Wirtschaft in Solingen und Remscheid Einzelhandel ist das „absolute Sorgenkind“

Solingen / Remscheid · Generell hat sich die Stimmung im Bezirk der Bergischen Industrie- und Handelskammer aber etwas verbessert – was jedoch nicht von Dauer sein muss.

 IHK-Hauptgeschäftsführer Michael Wenge (l.) und IHK-Präsident Henner Pasch zogen Bilanz.   Foto: Melchior

IHK-Hauptgeschäftsführer Michael Wenge (l.) und IHK-Präsident Henner Pasch zogen Bilanz. Foto: Melchior

Foto: Fred Lothar Melchior

Wenn man für 150 Euro nur ein „Einkaufskörbchen“, aber keinen Einkaufswagen mehr füllen kann, liegen die Folgen der Inflation auf der Hand: Der Kunde greift im Lebensmittelladen zu den preiswerteren Artikeln in den unteren Regalen und behält trotzdem nicht so viel Geld übrig, dass er sich noch teure Kleidung oder Restaurantbesuche leisten kann. IHK-Präsident Henner Pasch brachte das Beispiel am Freitag, um zu erklären, warum bei der jüngsten Konjunkturumfrage der Kammer die meisten schlechten Bewertungen der Geschäftslage aus dem Einzelhandel kamen (28 Prozent der dort Befragten). Und warum bei den Dienstleistern die Gastronomen und Hoteliers am unzufriedensten sind.

Abgesehen von dem „absoluten Sorgenkind“ und Problemen anderer Branchen geht es in der Wirtschaft Anfang 2023 aber leicht aufwärts – der Konjunkturklimaindikator stieg von 81 Punkten im letzten Drittel des Vorjahres auf jetzt 95. Der Tiefstand wurde in den letzten Jahren im zweiten Drittel 2020 erreicht (62), der Höchststand im letzten Drittel des Folgejahres (118).

30 Prozent der Umfrage-Teilnehmer berichteten von einer guten, 51 Prozent von einer befriedigenden und 19 Prozent von einer schlechten Geschäftslage. „Die Stimmung verbessert sich signifikant, besonders in der Industrie“, erläuterte Pasch. Die Region habe das Glück, „dass wir ein Standort sind, der hochwertige Markenprodukte hervorbringt“. Speziell in Remscheid geht es nach einem starken Einbruch im letzten Herbst jetzt mit einem Index von 25 wieder steil nach oben. In der Solinger Industrie zeigt der Pfeil dagegen weiter nach unten: Nach dem besten Wert von 33 zum Jahresbeginn 2022 ging es kontinuierlich bergab auf nun 10.
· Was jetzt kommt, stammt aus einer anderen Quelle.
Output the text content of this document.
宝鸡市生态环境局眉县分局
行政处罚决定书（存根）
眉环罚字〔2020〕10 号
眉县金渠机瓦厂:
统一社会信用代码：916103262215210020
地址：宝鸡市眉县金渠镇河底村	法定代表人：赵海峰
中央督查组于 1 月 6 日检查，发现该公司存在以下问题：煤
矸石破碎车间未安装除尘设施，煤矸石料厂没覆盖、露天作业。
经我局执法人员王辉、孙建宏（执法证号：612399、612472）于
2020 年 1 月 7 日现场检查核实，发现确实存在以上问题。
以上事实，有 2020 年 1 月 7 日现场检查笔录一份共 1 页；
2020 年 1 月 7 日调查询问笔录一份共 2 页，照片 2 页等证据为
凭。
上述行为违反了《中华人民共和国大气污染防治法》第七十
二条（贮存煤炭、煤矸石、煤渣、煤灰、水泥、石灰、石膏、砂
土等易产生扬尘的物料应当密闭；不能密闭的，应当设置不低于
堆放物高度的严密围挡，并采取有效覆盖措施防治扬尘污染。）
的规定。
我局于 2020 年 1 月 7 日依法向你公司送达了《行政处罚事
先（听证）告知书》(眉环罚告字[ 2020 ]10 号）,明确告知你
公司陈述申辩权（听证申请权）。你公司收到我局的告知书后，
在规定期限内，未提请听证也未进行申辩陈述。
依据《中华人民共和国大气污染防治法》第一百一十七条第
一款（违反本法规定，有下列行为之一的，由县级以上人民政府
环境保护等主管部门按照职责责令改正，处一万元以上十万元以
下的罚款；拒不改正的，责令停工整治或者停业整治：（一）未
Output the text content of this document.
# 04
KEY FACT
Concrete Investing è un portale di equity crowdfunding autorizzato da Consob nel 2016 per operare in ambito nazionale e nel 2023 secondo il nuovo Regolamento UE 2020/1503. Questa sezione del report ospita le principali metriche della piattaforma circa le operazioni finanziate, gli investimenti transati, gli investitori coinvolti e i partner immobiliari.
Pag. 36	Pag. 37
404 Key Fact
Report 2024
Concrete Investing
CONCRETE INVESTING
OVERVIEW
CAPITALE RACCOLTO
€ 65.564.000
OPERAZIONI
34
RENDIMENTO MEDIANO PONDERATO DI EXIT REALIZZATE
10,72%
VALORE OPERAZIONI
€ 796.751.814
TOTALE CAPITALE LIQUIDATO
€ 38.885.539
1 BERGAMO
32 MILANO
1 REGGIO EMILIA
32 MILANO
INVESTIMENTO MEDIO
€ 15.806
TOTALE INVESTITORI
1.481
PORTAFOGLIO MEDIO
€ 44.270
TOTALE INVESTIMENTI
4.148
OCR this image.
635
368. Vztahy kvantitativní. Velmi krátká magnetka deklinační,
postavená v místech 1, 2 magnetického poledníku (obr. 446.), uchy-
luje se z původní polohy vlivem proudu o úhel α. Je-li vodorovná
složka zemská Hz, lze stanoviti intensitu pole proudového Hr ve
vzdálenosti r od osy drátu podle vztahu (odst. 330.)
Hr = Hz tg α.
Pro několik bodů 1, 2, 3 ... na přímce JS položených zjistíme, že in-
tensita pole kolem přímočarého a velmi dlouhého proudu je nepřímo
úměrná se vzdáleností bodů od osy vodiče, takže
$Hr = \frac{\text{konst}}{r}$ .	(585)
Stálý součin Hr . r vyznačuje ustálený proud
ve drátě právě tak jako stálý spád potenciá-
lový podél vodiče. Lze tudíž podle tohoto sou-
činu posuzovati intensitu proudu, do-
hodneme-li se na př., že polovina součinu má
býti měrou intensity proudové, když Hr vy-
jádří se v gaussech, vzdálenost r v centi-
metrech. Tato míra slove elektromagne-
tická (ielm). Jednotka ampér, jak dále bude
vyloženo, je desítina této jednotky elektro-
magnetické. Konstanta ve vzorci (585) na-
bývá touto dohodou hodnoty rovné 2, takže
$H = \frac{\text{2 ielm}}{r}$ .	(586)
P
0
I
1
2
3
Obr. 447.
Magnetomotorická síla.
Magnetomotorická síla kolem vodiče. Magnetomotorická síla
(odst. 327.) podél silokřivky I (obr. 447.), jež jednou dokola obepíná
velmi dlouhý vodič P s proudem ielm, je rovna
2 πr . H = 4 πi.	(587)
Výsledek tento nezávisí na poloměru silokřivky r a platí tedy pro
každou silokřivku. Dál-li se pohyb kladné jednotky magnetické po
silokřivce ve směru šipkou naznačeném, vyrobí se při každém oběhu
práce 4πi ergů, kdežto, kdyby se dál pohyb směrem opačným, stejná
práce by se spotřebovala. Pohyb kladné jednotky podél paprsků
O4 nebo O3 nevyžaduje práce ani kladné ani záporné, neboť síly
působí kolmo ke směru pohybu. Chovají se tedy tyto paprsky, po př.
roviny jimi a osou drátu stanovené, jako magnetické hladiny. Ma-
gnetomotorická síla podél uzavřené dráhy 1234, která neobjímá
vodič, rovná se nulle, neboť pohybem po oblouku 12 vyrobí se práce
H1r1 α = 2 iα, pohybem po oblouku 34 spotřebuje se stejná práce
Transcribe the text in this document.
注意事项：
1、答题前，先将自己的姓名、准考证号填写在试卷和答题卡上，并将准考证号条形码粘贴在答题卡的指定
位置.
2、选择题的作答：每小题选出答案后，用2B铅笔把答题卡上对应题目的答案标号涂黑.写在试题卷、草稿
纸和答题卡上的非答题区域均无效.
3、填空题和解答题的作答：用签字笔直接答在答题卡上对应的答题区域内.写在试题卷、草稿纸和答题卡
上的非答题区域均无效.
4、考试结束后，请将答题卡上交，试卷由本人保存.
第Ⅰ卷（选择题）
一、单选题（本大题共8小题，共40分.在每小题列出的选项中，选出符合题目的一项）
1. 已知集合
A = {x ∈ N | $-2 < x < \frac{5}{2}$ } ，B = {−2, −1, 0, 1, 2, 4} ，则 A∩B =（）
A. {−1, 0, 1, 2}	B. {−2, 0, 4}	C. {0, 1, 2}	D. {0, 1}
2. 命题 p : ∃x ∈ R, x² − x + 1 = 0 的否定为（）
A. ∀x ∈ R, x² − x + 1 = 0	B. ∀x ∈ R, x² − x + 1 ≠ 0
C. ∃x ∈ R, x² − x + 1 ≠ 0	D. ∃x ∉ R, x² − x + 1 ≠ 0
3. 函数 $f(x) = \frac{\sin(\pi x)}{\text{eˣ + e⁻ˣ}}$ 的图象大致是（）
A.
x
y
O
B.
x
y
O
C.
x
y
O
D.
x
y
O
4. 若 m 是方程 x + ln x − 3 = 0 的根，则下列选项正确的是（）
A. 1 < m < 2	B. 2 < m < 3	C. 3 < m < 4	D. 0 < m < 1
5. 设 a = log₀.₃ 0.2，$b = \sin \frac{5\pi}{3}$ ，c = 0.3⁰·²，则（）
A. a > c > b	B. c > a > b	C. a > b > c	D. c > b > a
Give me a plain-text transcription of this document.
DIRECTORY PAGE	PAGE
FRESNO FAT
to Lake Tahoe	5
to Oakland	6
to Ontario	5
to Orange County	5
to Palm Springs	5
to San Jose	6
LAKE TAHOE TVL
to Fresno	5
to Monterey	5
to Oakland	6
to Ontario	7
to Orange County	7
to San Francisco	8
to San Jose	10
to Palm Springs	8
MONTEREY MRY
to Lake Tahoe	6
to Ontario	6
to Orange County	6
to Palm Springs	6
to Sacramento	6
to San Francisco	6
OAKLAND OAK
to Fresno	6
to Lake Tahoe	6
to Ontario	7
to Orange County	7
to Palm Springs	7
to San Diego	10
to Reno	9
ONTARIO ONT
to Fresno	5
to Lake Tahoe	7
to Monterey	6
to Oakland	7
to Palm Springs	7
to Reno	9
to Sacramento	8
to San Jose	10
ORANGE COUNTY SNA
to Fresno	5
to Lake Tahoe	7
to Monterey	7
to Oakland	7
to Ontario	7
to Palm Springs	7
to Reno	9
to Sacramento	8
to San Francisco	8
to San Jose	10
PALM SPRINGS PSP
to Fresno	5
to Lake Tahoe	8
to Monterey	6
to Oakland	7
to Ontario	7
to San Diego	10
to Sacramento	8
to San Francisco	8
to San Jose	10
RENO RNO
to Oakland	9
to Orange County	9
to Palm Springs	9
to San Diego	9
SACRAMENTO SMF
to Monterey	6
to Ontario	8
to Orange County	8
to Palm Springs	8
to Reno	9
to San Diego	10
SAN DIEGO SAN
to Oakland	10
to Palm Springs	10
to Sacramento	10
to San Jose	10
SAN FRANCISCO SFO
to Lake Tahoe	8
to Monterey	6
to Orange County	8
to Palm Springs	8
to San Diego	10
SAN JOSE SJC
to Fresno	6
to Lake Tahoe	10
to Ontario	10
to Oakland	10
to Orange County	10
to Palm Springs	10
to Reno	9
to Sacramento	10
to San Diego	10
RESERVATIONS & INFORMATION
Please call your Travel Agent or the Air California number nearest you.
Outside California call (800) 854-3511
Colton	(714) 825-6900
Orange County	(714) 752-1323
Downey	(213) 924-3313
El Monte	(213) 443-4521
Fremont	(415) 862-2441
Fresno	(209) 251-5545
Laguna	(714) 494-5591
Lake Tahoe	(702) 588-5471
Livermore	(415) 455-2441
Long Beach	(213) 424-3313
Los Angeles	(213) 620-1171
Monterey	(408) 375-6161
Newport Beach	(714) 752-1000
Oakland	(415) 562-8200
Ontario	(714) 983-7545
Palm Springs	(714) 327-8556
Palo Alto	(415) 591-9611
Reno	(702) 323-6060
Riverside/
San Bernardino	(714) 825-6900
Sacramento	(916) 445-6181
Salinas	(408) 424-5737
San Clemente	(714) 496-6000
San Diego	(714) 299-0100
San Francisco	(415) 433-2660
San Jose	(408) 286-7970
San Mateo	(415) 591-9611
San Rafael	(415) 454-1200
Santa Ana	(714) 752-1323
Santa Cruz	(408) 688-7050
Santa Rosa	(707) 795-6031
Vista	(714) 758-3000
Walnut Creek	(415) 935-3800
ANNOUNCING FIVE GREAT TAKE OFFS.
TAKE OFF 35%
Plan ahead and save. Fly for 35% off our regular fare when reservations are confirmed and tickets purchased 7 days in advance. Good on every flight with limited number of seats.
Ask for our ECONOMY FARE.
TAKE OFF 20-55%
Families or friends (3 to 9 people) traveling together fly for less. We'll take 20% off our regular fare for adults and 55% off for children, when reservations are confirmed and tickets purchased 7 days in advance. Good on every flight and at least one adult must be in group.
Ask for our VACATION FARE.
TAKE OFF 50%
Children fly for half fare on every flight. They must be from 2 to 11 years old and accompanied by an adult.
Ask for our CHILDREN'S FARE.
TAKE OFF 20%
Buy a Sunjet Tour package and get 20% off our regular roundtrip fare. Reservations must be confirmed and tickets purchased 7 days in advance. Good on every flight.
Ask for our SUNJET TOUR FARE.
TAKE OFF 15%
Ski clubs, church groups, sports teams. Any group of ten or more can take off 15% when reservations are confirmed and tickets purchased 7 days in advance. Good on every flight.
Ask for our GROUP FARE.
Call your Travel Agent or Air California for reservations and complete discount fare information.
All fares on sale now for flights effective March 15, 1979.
Im gesamten Kammerbezirk hat sich die Lage der Industrie aber verbessert: Berichtete im Herbst 2022 noch jedes vierte Unternehmen von einer schlechten Geschäftslage, war es diesmal nur jedes sechste. Dazu dürfte auch beigetragen haben, dass die gestiegenen Energiepreise sich weniger dramatisch auswirkten als gedacht – weil es längerfristige Verträge gab oder die gestiegenen Kosten an die Kunden weitergegeben werden konnten. „Das Energiesparen bleibt aber das Gebot der Stunde“, betonte der IHK-Präsident – und mahnte, dass es auch für Firmen, die in der Krise auf Öl oder Pellets umgestiegen waren, eine Preisbremse wie beim Gas geben müsse. Denn die Aussichten fürs laufende Jahr sind nicht die besten.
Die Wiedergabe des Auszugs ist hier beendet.